Consequences for entrepreneurs – draft law on transparency in public life

Preparations for entry into force of new regulations in the field of the so-called transparency in public life, covering mainly public information areas and counteracting corruption practices in Poland, are on the home stretch. The Act on Transparency in Public Life, which is the law in question, will replace three currently applicable Acts: on Access to Public Information, on Lobbying Activities in the Law-Making Process and on Restrictions on Business Activities by Persons Performing Public Functions, introducing a number of revolutionary changes for and restrictions on entrepreneurs.

Importantly, on the one hand, the Act expands the catalogue of entities that hold public information, which is to include even housing cooperatives; on the other hand, it lowers from 50% to 20% the threshold of the share capital or shares held by the State Treasury (local government units) used to determine the so-called obliged companies – ordering all those entities, among others things, to keep a detailed register of civil law contracts they conclude; otherwise, they shall be held criminally responsible, including subject to the penalty of imprisonment of up to 3 years. It should be emphasized that the scope of definition of obliged companies also extends to include every entity whose shares (the share capital) is held in 20% by another obliged company. Thus, the subjective scope of application of this area of the Act will be much larger than before.

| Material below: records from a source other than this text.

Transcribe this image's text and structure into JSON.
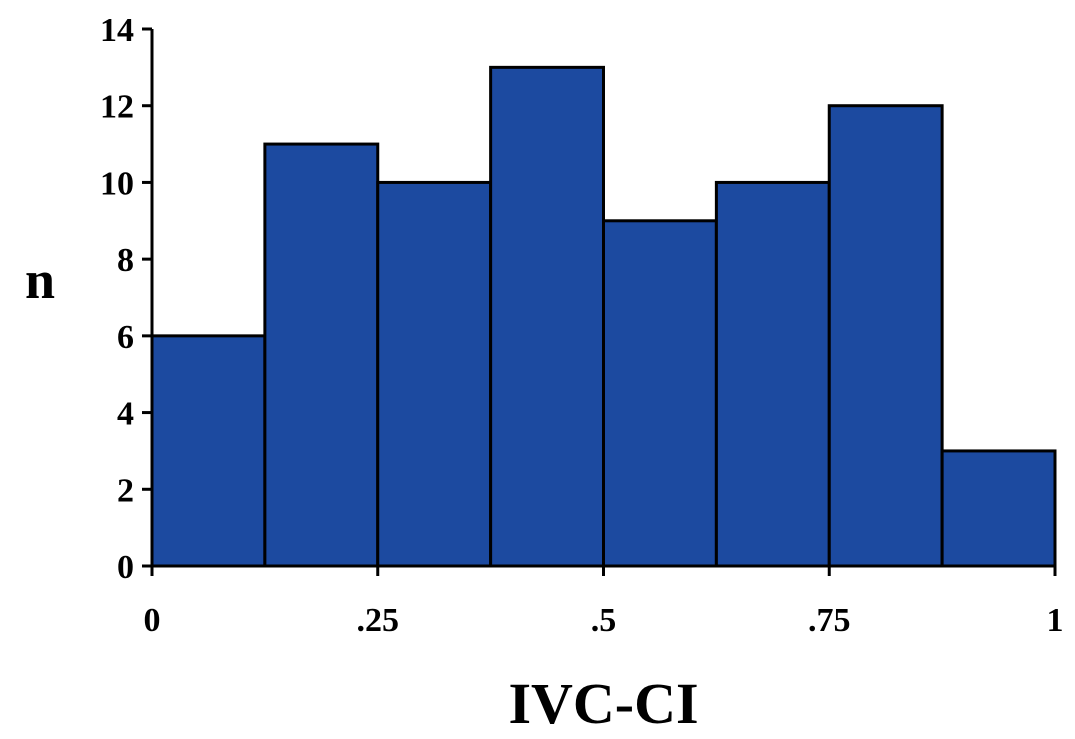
{
  "chart_data": {
    "type": "bar",
    "title": "",
    "xlabel": "IVC-CI",
    "ylabel": "n",
    "bins": [
      {
        "start": 0,
        "end": 0.125,
        "value": 6
      },
      {
        "start": 0.125,
        "end": 0.25,
        "value": 11
      },
      {
        "start": 0.25,
        "end": 0.375,
        "value": 10
      },
      {
        "start": 0.375,
        "end": 0.5,
        "value": 13
      },
      {
        "start": 0.5,
        "end": 0.625,
        "value": 9
      },
      {
        "start": 0.625,
        "end": 0.75,
        "value": 10
      },
      {
        "start": 0.75,
        "end": 0.875,
        "value": 12
      },
      {
        "start": 0.875,
        "end": 1,
        "value": 3
      }
    ],
    "xlim": [
      0,
      1
    ],
    "ylim": [
      0,
      14
    ],
    "x_ticks": [
      {
        "value": 0,
        "label": "0"
      },
      {
        "value": 0.25,
        "label": ".25"
      },
      {
        "value": 0.5,
        "label": ".5"
      },
      {
        "value": 0.75,
        "label": ".75"
      },
      {
        "value": 1,
        "label": "1"
      }
    ],
    "y_ticks": [
      {
        "value": 0,
        "label": "0"
      },
      {
        "value": 2,
        "label": "2"
      },
      {
        "value": 4,
        "label": "4"
      },
      {
        "value": 6,
        "label": "6"
      },
      {
        "value": 8,
        "label": "8"
      },
      {
        "value": 10,
        "label": "10"
      },
      {
        "value": 12,
        "label": "12"
      },
      {
        "value": 14,
        "label": "14"
      }
    ],
    "grid": false,
    "legend": "none",
    "bar_color": "#1c4aa0",
    "edge_color": "#000000"
  }
}
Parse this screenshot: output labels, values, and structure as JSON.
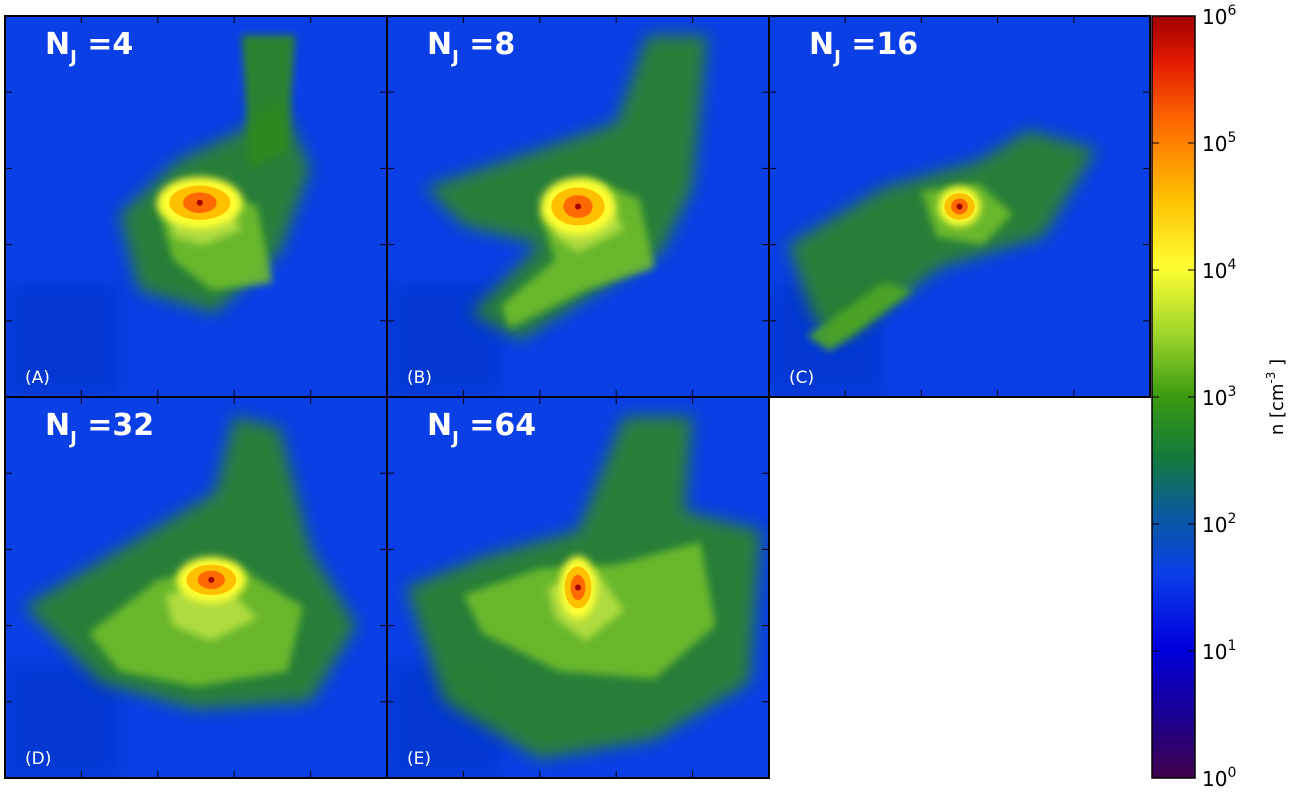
{
  "chart_data": {
    "type": "heatmap",
    "colormap": "jet",
    "colorbar": {
      "scale": "log",
      "range": [
        1,
        1000000
      ],
      "ticks": [
        {
          "base": "10",
          "exp": "0"
        },
        {
          "base": "10",
          "exp": "1"
        },
        {
          "base": "10",
          "exp": "2"
        },
        {
          "base": "10",
          "exp": "3"
        },
        {
          "base": "10",
          "exp": "4"
        },
        {
          "base": "10",
          "exp": "5"
        },
        {
          "base": "10",
          "exp": "6"
        }
      ],
      "label": {
        "prefix": "n [cm",
        "exp": "-3",
        "suffix": " ]"
      }
    },
    "panels": [
      {
        "letter": "(A)",
        "title": {
          "main": "N",
          "sub": "J",
          "rest": " =4"
        },
        "peak": 6.0
      },
      {
        "letter": "(B)",
        "title": {
          "main": "N",
          "sub": "J",
          "rest": " =8"
        },
        "peak": 6.0
      },
      {
        "letter": "(C)",
        "title": {
          "main": "N",
          "sub": "J",
          "rest": " =16"
        },
        "peak": 6.0
      },
      {
        "letter": "(D)",
        "title": {
          "main": "N",
          "sub": "J",
          "rest": " =32"
        },
        "peak": 6.0
      },
      {
        "letter": "(E)",
        "title": {
          "main": "N",
          "sub": "J",
          "rest": " =64"
        },
        "peak": 6.0
      }
    ]
  }
}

At the same time, the Act will make the status of management board members of obliged companies equal to persons considered persons performing public functions. This is of particular importance in terms of the obligation to file a property declaration, for instance, which will affect even the chief accountant of such a company. A ban on recruitment of persons performing public functions who have previously made decisions concerning a given entrepreneur is also worth mentioning. The application period for the ban is 3 years, and a breach of the ban is punishable by a financial penalty of PLN 10,000 up to 500,000.

In turn, a person who cooperates with authorities of the administration of justice by reporting information about offenses specified in the act that might have been committed by their employer (the so-called whistleblower) can count on special protection. Once such a person obtains, by means of a public prosecutor’s decision, the whistleblower status, the employer will not be able to terminate or change to a less favourable the employment relationship (civil law contract) that binds it to this person. If the employer fails to comply with this ban, it will be obliged to pay the former whistleblowing employee monetary compensation in the amount of 24 times their monthly salary and to cover costs of their legal protection.

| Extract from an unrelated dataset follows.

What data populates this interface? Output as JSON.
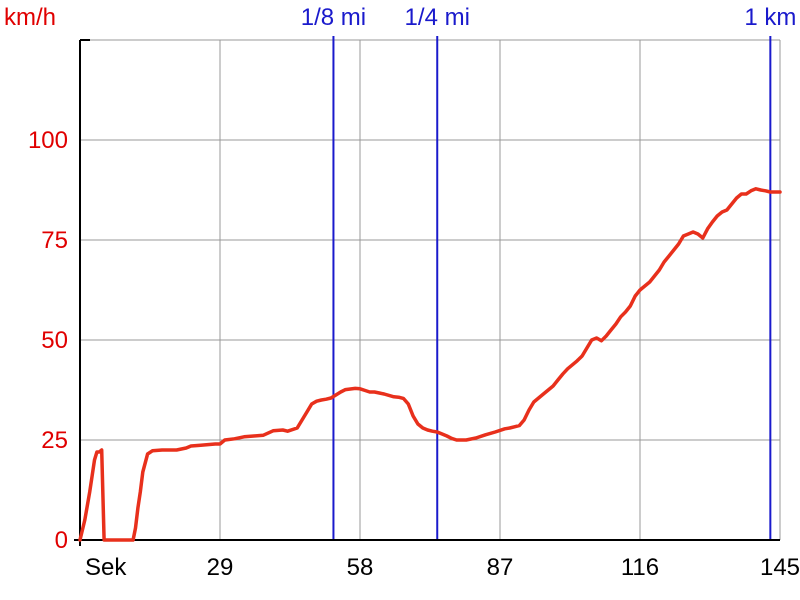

Moreover, along with the new Act, a very strict anti-corruption policy will be established, imposing an obligation to introduce and apply the so-called internal anti-corruption procedures on all medium-sized and large entrepreneurs (those include entrepreneurs that employed, on an annual average, more than 50 employees and achieved an annual net turnover from sales of or whose total assets of their annual balance sheet exceeded a PLN equivalent of EUR 10 million in at least one of the last two financial years), in particular through the development and implementation of:

  • a code of ethics for employees, associates and contracting parties,
  • procedures and guidelines with respect to received gifts and other benefits,
  • procedures for informing relevant bodies of the entrepreneur about offers of corruption,
  • procedures for notifying irregularities,
  • regulations preventing the use of funds of the enterprise for personal purposes of third parties.

The internal anti-corruption procedures will also include the entrepreneur’s obligations to include anti-corruption clauses in contracts as well as inform employees and associates about liability for corruption offenses. This, in turn, is to be really severe – an entrepreneur that has failed to develop the appropriate procedures or to comply with them or whose procedures are found ineffective or ostensible, is subject to a fine of PLN 10 thousand to 10 million.

Therefore, it is worth becoming well-prepared for the upcoming changes, especially considering the fact that the Act may come into force even in March of this year.